Im Stadioninneren tummelten sich einge zwielichtige Gestalten, mit denen man nicht unbedingt was zu tun haben wollte. Das Spiel war in der ersten Halbzeit ziemlich langweilig, und zu Essen oder Trinken gab es auch nichts. Nachdem mir als Inhaber eines Tickets der teureren Kategorie der Zugang zur Tribüne verwehrt wurde (“too dangerous”), hatte ich die Schnauze endgültig voll und verließ mit dem Halbzeitpfiff das Stadion. Etwas, was ich noch nie gemacht hatte. Darauf, dass mir damit die Tore der zweiten Halbzeit entgingen, pfeife ich.
Fazit: FK Rad – nie wieder. Für mich das übelste Stadionerlebnis bislang.
Den Rest des Tages verbrachte ich dann lieber mit einem Stadtbummel und etwas Sightseeing.

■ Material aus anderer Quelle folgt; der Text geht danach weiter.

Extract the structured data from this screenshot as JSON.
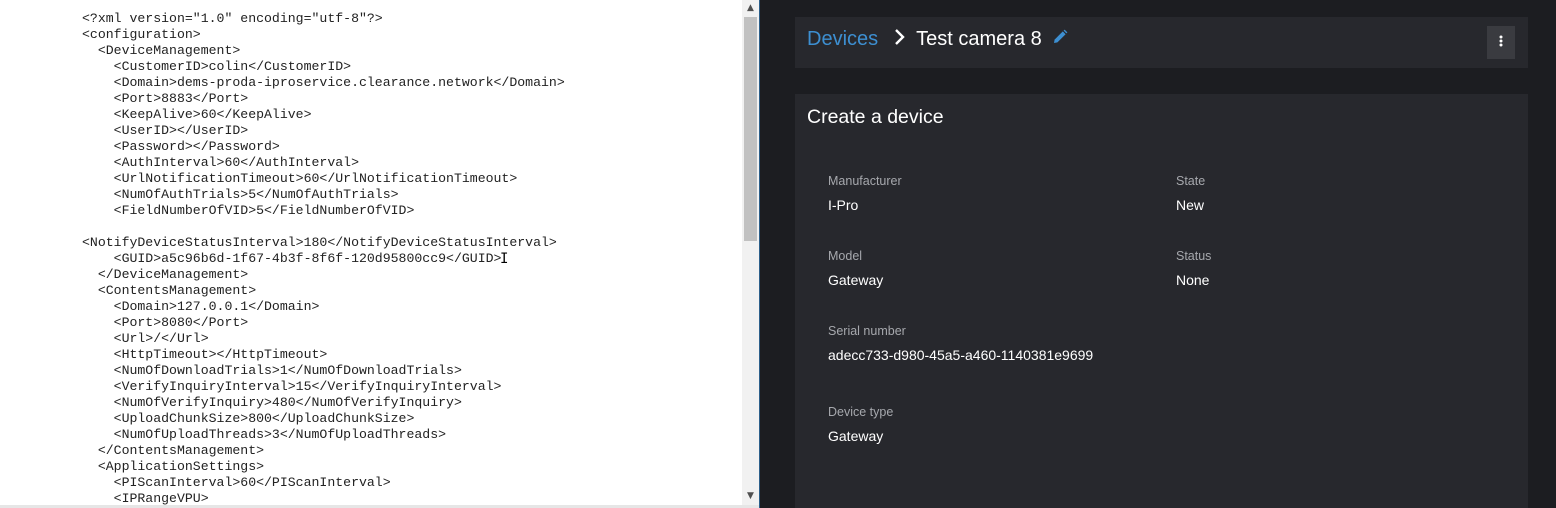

Am nächsten Morgen begab ich mich dann per Bus für zwei Tage nach Novi Sad, einer wirklich sehenswerten Stadt, die ich bis dahin zwar vom Namen her kannte, aber nie als touristisches Ziel auf dem Plan gehabt hatte. Wie bereits seit meiner Ankunft in Belgrad vor wenigen Tagen, zeigte sich das Wetter weiterhin leider von seiner regnerischen Seite.
Gradski Stadion, FK Vojvodina Novi Sad
In Novi Sad bestieg ich letztlich den Intercity nach Budapest, wo ich am Mittwochabend mit einiger Verspätung eintreffen sollte.